MONTREAL – BRP is braced for a softening in sales in Russia in the coming year because of “political and economic instability” in the company’s third-largest market, the recreational vehicle manufacturer said Friday.
The maker of snowmobiles, personal watercraft and all-terrain vehicles said the Russian market, which has grown by 20 per cent annually over the last decade, has faced challenges in the last six months because of weaker demand due to poor snow conditions and a sharp decline in the value of the ruble.
The currency hit has forced dealers to increase prices, putting a damper on sales, especially over the final three months of BRP’s fiscal year.
The Quebec-based company is now forecasting a 20 per cent reduction in sales volume after discussing the potential impact of unrest in Ukraine with its local distributors. The change could reduce profits by 10 cents per share.
“We remain mindful of the challenges we could face if consumers in this region were to postpone their buying decision. As such we have been prudent in our forecast and will continue to closely monitor the situation,” CEO Jose Boisjoli said during a conference call with analysts after reporting fourth-quarter results that missed expectations.
Russia accounts for the bulk of BRP’s $235 million worth of sales in eastern Europe.
On the Toronto Stock Exchange, BRP shares (TSX:DOO) were down $3.42 or almost 11 per cent at $28.44 afternoon trading Friday.
BRP said posted a net loss of $6.3 million on $902.9 million of revenues in the three months ended Jan. 31. That compared with $35.8 million of net income on $791.5 million of revenue in the prior year.
Excluding one-time items, adjusted profit was $48.3 million or 41 cents per share, compared with $36.5 million or 35 cents per diluted share a year earlier. BRP had been expected to earn 45 cents per share on $851.8 million of revenues, according to analysts polled by Thomson Reuters.

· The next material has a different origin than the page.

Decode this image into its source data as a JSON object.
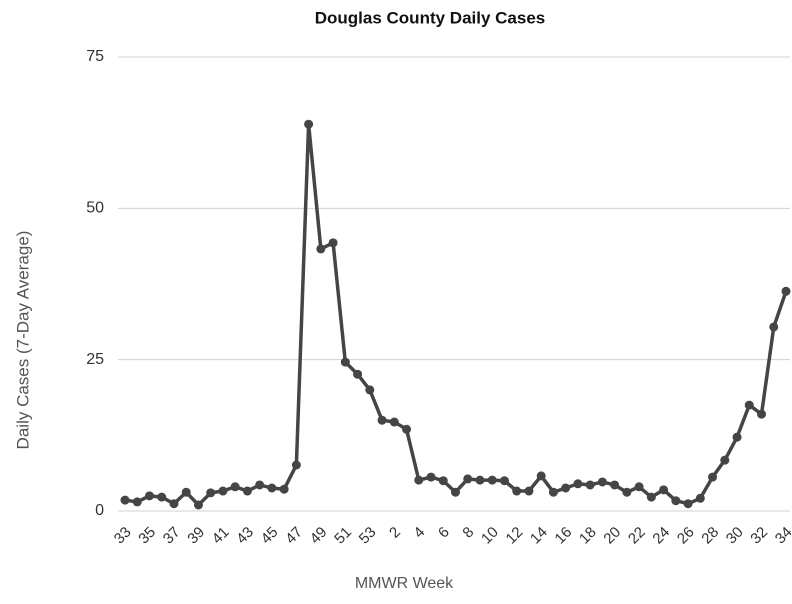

Meanwhile, the potential hit in one of its key markets has been factored into BRP’s guidance for the coming fiscal year. It expects adjusted net income will increase by between 10 and 17 per cent from last year to reach $1.55 to $1.65 per share, while revenues will increase by nine to 13 per cent.
Benoit Poirier of Desjardins Capital Markets said BRP’s guidance for next year remains “solid,” presenting a buying opportunity because of the weaker than expected results for the fourth quarter.
Sales of seasonal products, year-round products, propulsion systems and parts all grew during the fourth quarter. The strengthening of the U.S. dollar and the euro against the Canadian dollar helped add $53 million for the quarter.
However, the company expects first-quarter results will be negatively impacted by delays in summer product shipments caused by a prolonged winter and the slow ramp-up of production in Mexico. It forecasts revenue to decrease between five and 10 per cent and normalized EBITDA to fall about 50 per cent.
For the full year, BRP earned $168.3 million or $1.49 in adjusted earnings last year, up 15 per cent from the prior year as revenues surpassed the $3 billion mark for the first time, rising 10.3 per cent to $3.2 billion.
Including one-time items, it earned $59.7 million, about half the $119.2 million earned in 2012.
The company said the longer North American winter translated into a very strong snowmobile season, which is highly influenced by snowfall. It started the season with the lowest inventories since 2001 and was unable to increase production because of lead times. Shortages at some dealers caused a loss of market share, but that bodes well for next year, Boisjoli told analysts.
The prolonged winter has also delayed interest in summer personal watercraft with attendance at boat shows being down, he added.
Sales of off-road vehicles has also been weak in the last two months because of the long, cold winter as about 70 per cent of such vehicles are sold in the snowbelt market.
Boisjoli said its new manufacturing operations are “under control” after sustaining challenges in ramping up production since October.
“The ramp-up, the way we had planned it originally, was inefficient,” he said.
The company has decided to “relax” the ramp-up and some products that were supposed to be assembled in the first quarter, will be assembled in the second quarter in Valcourt, Que.